2.3.  Stage 3

The Stage 3 assessment of value for money during procurement and delivery focuses on reconfirming that the selected scope and procurement options continue to deliver the best VfM and, in particular, that effectiveness of delivery remains on track.

Effective Delivery

  Stable scope with good change control

  Opportunities for market value engineering offered and delivered

  Stakeholders clearly managed

  Statutory processes progressed

  Realistic procurement timetable that recognises wider market activity

  Procurement strategy and timetable clearly communicated

  Procurement well resourced and managed to time / budget

  Thorough and robust evaluation strategy and process

  Commercial positions understood, agreed and documented clearly

  Standard contract positions adopted and derogations process followed

  Technical, financial and legal processes and documentation well integrated

  Affordability position maintained & aligned with scope / specification being procured

  Market failure / market abuse monitored and acted on if necessary

  Alternative financing approaches considered and evaluated

  Funding competition considered and implemented if required

  Financing terms evaluated to deliver a taut market financing package

  Robust contract management arrangements in place to maintain value in operation

The documentation of this assessment will generally be via Key Stage Reviews ("KSR") undertaken during the procurement phase and a business case prior to the award of a contract.
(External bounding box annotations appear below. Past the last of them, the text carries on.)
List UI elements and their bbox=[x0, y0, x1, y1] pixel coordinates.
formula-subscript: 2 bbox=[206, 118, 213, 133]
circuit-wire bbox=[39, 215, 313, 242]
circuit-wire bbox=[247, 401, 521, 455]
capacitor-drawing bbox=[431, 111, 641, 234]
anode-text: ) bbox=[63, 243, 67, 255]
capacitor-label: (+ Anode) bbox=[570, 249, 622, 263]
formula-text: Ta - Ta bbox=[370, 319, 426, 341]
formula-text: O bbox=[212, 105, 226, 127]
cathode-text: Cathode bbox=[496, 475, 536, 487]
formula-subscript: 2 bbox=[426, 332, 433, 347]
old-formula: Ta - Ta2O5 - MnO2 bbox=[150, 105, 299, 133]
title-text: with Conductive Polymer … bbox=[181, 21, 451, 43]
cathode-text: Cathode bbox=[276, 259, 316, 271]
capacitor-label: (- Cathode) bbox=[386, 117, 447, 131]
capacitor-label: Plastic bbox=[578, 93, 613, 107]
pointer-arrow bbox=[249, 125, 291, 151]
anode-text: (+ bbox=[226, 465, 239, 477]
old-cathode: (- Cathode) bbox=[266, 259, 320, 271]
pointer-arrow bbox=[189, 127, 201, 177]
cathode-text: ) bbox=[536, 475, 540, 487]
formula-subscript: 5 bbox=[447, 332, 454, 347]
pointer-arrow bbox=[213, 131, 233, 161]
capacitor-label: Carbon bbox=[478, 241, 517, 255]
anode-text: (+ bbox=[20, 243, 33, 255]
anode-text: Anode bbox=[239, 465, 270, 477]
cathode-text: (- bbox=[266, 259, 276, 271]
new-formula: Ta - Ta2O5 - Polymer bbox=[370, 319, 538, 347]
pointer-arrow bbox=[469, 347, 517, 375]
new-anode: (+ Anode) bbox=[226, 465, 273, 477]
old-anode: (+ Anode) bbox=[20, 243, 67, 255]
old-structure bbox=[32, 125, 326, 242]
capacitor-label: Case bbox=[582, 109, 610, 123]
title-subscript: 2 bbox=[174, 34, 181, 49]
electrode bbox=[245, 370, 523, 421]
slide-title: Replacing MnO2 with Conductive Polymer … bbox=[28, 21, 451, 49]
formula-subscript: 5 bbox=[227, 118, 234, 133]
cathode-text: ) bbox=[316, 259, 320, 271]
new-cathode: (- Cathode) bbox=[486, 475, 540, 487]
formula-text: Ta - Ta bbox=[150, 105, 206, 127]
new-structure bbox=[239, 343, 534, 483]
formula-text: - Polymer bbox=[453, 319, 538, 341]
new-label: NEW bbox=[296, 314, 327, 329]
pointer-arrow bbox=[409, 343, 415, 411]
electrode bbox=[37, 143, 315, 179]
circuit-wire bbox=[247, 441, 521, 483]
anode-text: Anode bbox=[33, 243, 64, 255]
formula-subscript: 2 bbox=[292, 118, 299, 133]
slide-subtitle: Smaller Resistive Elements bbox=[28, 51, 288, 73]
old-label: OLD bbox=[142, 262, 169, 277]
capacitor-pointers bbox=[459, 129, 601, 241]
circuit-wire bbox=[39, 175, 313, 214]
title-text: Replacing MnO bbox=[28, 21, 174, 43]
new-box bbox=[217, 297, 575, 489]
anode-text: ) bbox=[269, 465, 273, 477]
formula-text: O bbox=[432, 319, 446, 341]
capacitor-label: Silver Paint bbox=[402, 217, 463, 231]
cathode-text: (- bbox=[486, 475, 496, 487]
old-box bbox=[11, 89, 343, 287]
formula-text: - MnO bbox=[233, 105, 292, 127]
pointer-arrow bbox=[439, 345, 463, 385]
Following contract award, the following steps to maintain value for money should be undertaken:

i)  a post-project review of the project development and procurement stage, focussing on the drivers of value for money identified at the outset and the extent to which these have been delivered and any lessons learned;

ii)  a project management plan covering construction, commissioning and operation focussing on continuity management.

Following building occupation the following steps to evaluate the value for money achieved should be completed:

i)  a post-occupancy evaluation involving systematic evaluation of opinion about the facilities / assets in use, from the perspective of the people who use them;

ii)  a refresh of the post-project review to include delivery, commissioning and handover phases.